Former Island View and Elevations resident Misha Osherovich attended a rally held by Paris Hilton in protest of alleged abuse at Provo Canyon School and programs for at-risk youth, where they spoke out about the abuse allegations. Osherovich also about their experience at Island View to the Salt Lake Tribune. Osherovich has likened what the facility did to conversion therapy. The American Bar Association with Osherovich, Hilton, Oregon State Senator Sara Gelser, and others, explored youth being funneled into prison-like "behavior modification" centers under the guise of treatment and conversion therapy.
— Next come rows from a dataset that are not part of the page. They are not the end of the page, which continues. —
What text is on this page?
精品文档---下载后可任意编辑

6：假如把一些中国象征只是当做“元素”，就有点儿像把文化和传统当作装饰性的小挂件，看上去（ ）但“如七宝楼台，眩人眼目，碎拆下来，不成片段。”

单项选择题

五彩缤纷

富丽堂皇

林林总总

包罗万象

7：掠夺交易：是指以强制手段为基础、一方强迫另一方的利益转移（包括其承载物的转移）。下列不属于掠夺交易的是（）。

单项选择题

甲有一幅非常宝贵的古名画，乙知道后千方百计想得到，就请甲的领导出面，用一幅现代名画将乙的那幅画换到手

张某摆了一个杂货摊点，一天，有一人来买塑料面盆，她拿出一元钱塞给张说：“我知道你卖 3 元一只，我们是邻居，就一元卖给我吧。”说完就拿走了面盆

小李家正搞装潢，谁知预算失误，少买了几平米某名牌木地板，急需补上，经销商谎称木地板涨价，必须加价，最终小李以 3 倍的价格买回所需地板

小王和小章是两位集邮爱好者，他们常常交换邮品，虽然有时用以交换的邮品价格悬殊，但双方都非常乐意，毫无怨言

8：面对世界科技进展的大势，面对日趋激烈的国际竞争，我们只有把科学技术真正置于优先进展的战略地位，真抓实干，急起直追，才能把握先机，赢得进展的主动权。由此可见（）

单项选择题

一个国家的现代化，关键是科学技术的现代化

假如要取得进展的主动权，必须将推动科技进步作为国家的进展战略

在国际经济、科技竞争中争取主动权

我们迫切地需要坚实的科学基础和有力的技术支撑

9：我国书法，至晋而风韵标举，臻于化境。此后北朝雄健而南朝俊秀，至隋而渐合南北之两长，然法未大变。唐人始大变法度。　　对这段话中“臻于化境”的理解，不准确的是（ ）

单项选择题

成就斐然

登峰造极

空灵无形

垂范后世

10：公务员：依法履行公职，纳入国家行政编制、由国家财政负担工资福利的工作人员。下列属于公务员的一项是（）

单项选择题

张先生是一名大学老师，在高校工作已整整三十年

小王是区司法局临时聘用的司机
More recently, in 2023, another survivor of Island View, Kayla Muzquiz, joined Senator Jeff Merkley, Senator John Cornyn, Representatives Ro Khanna and Earl “Buddy” Carter, Paris Hilton, Jessica Jackson, and other survivors of abuse in residential treatment facilities to introduce the Stop Institutional Child Abuse Act. Muzquiz spoke about her traumatic experience at Island View.

=== Program origins ===

Jared Balmer, Kimball Delamare, Lorin Broadbent, and W. Dean Belnap founded Island View. Balmer later expanded the campus and opened Aspen Institute for Behavioral Assessment (now Viewpoint Center). In addition, Balmer, Delamare, and Broadbent opened the now-closed Oakley School, a therapeutic boarding school, in 1998. Delamare and Balmer were also founding members of the National Association for Therapeutic Schools and Programs (NATSAP), Delamare being NATSAP's first president.

Prior to Island View, Kimball Delamare was the director of KIDS of Salt Lake, an offshoot of Straight Inc., which was investigated and ultimately had its license revoked. Delamare also worked as a director of the Rivendell Psychiatric Hospital, which Balmer cofounded and was the subject of multiple allegations, including from one former resident and journalist, Lyn Duff.